Le hack venu de l’intérieur : le fils du gardien pris la main dans le sac
C’est loin d’être Lazarus Group, mais c’est un scénario que même Hollywood n’aurait pas osé imaginer. L’auteur présumé du vol de plusieurs dizaines de millions de dollars en cryptos appartenant au gouvernement américain ne serait autre que le fils du PDG d’une société sous contrat avec les services fédéraux. Selon l’enquête du détective on-chain ZachXBT, l’individu, connu en ligne sous le pseudonyme « Lick », aurait subtilisé plus de 40 millions de dollars issus de portefeuilles gérés pour le compte de l’État.
L’affaire éclate après une scène ubuesque diffusée sur Telegram : un concours d’ego, un « band-for-band », où deux cybercriminels exhibent leurs richesses. Dans une séquence enregistrée, « Lick » partage son écran, révélant un wallet crypto Exodus contenant plusieurs millions de dollars. En retraçant les flux, ZachXBT découvre que les fonds proviennent d’une adresse gouvernementale liée à la saisie du hack de Bitfinex (2016).
Le plus troublant ? Le père du suspect, Dean Daghita, dirige Command Services & Support (CMDSS), une société sous contrat avec le U.S. Marshals Service, chargée de la garde des cryptos saisies. Un comble.
L’enregistrement montre clairement que John contrôle les deux adresses. D’autres adresses peuvent probablement être identifiées dans les enregistrements.
ZachXBT
Washington embarrassée : la garde crypto du gouvernement fragilisée
Au-delà du hack lui-même, c’est la crédibilité du système de gestion des actifs numériques fédéraux qui s’effondre. CMDSS avait décroché un contrat clé en octobre 2024 pour gérer les cryptos « non mainstream », celles qui ne sont pas hébergées sur des plateformes d’échange centralisées. Mais dès le départ, des voix s’étaient élevées. Wave Digital Assets, un concurrent écarté, avait dénoncé l’absence de licence financière de CMDSS et pointé un possible conflit d’intérêt : un ex-agent du U.S. Marshals Service aurait rejoint l’entreprise.
Les inquiétudes étaient justifiées. ZachXBT retrace aujourd’hui une série de transactions interconnectées totalisant plus de 90 millions de dollars, certaines en lien avec les portefeuilles de saisie officiels.
Les conséquences pourraient être lourdes : perte de confiance institutionnelle, retards dans les ventes de cryptos saisies, voire sanctions internes.
Le célèbre analyste résume d’ailleurs la gravité du moment :
Les auteurs de ces attaques continuent de se vanter de leurs fonds volés dans des enregistrements divulgués, au lieu de simplement rester silencieux après un vol présumé contre le gouvernement américain.
Blockchain, ego et bêtise : le hack de trop pour la crypto-sphère
L’affaire Daghita met en lumière un paradoxe fascinant : dans un univers où chaque transaction est gravée dans la blockchain, les hackers continuent de s’auto-pièger par pure vanité.
C’est cette transparence absolue qui a permis à ZachXBT de reconstituer le puzzle. En reliant les adresses 0xd8bc, 0x8924 et 0xc7a2, il a remonté le fil jusqu’aux portefeuilles gouvernementaux. Le tout grâce à un simple enregistrement de discussion.

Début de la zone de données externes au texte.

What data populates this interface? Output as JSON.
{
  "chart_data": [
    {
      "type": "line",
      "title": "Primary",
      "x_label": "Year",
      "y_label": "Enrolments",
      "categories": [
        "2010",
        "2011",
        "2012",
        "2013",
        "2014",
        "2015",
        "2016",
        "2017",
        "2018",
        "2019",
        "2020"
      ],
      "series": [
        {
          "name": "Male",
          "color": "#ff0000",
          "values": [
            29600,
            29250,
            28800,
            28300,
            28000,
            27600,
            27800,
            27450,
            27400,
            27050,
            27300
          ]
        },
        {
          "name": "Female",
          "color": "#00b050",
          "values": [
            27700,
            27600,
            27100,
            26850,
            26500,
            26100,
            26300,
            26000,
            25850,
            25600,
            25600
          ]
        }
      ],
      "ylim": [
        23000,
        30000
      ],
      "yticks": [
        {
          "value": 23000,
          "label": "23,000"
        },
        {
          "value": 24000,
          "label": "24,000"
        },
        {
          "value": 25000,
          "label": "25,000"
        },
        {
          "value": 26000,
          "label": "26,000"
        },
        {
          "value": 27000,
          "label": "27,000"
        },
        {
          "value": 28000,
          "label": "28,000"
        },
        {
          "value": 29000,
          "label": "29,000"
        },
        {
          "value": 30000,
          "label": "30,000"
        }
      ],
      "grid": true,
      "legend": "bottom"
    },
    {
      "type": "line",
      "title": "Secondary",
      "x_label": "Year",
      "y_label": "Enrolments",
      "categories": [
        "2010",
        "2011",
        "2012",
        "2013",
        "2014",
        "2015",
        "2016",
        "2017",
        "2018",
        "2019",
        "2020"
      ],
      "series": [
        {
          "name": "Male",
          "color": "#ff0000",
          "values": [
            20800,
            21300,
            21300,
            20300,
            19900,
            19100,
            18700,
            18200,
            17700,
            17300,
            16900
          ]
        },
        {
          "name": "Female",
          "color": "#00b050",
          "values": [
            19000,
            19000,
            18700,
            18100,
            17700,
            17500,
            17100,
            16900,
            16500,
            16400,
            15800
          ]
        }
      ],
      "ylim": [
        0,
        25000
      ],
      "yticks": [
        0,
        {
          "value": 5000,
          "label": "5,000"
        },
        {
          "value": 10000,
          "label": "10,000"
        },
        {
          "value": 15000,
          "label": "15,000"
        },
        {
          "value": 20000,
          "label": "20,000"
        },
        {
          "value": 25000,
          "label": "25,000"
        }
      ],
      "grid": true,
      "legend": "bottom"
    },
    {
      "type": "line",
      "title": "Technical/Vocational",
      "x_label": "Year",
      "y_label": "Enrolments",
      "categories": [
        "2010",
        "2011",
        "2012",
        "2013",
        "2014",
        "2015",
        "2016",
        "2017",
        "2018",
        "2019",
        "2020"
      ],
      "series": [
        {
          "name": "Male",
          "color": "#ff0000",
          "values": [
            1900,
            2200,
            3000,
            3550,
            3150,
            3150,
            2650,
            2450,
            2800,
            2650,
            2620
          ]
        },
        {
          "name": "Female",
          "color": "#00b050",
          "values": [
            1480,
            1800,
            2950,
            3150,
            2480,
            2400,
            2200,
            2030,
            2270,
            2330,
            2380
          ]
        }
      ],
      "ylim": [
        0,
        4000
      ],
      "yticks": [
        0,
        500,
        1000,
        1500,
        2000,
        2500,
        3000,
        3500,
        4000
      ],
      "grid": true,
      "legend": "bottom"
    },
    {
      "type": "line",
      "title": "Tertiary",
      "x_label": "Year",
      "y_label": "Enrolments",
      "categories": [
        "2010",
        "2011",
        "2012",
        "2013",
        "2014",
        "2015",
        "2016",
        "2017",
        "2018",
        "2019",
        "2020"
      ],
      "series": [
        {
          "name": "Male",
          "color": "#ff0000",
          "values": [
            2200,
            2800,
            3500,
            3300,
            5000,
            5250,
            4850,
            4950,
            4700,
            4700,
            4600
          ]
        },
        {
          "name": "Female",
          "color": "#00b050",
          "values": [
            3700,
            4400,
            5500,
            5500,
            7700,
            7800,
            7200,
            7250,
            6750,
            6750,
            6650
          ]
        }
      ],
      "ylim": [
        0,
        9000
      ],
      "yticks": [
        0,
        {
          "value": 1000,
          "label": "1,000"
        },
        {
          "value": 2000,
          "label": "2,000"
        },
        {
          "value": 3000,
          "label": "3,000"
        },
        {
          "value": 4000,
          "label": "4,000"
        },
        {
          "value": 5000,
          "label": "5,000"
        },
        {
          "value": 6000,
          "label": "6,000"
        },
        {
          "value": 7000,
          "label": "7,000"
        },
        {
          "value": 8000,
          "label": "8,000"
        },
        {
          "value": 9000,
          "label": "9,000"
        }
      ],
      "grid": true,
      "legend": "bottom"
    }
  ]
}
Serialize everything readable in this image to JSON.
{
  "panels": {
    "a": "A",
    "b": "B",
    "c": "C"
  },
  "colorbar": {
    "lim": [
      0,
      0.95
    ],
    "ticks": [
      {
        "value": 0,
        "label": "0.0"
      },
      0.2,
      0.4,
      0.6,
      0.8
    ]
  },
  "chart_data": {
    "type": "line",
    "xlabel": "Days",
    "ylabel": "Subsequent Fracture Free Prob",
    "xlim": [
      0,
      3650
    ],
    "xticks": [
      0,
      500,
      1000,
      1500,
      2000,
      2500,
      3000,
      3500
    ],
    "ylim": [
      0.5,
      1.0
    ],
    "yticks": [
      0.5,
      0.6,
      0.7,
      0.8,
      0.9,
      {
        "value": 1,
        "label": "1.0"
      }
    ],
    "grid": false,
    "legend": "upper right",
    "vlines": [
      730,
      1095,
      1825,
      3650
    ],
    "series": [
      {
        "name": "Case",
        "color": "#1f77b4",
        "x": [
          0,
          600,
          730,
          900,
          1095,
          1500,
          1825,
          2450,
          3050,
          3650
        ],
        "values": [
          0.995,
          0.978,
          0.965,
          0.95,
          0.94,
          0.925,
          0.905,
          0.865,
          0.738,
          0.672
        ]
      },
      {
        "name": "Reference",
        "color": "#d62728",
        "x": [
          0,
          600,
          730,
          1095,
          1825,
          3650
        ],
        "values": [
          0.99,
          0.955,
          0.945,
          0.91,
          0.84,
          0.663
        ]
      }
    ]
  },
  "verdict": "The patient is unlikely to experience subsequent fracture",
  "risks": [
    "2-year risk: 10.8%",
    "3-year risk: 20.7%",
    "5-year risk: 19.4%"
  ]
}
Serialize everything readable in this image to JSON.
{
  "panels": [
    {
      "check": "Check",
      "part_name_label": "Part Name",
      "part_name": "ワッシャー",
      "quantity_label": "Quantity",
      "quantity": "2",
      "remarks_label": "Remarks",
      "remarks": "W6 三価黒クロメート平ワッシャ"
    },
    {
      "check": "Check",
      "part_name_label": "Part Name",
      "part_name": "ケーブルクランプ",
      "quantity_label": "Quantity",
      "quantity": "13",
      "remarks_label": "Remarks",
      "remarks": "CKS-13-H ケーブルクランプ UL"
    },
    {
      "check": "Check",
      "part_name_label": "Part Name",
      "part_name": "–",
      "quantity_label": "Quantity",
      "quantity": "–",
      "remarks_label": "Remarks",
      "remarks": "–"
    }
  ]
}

Au-delà de l’aspect judiciaire, l’affaire questionne la sécurité des infrastructures publiques liées à la crypto. Si un fils de prestataire peut accéder à des portefeuilles fédéraux, c’est tout un modèle de confiance qui vacille.
Et les investisseurs crypto le savent : un tel scandale peut provoquer des ventes massives et faire trembler les marchés déjà fragiles.
Les chiffres qui font froid dans le dos
- 40 millions de dollars : montant estimé du vol depuis les portefeuilles fédéraux ;
- 90 millions de dollars : flux suspects retracés sur la blockchain ;
- 24,9 millions : somme transférée depuis une adresse gouvernementale liée au hack de Bitfinex ;
- Octobre 2024 : date d’attribution du contrat à CMDSS par le U.S. Marshals Service ;
- 2026 : année où l’affaire éclate publiquement via le thread de ZachXBT.
Le scandale Daghita révèle les failles béantes d’une sécurité crypto encore perfectible, même au sein des institutions les plus puissantes. Et pendant que le gouvernement américain tente de colmater les brèches, une menace d’un autre genre s’avance : celle des ordinateurs quantiques. Vitalik Buterin lui-même l’a reconnu, Ethereum pourrait être frappé avant 2028.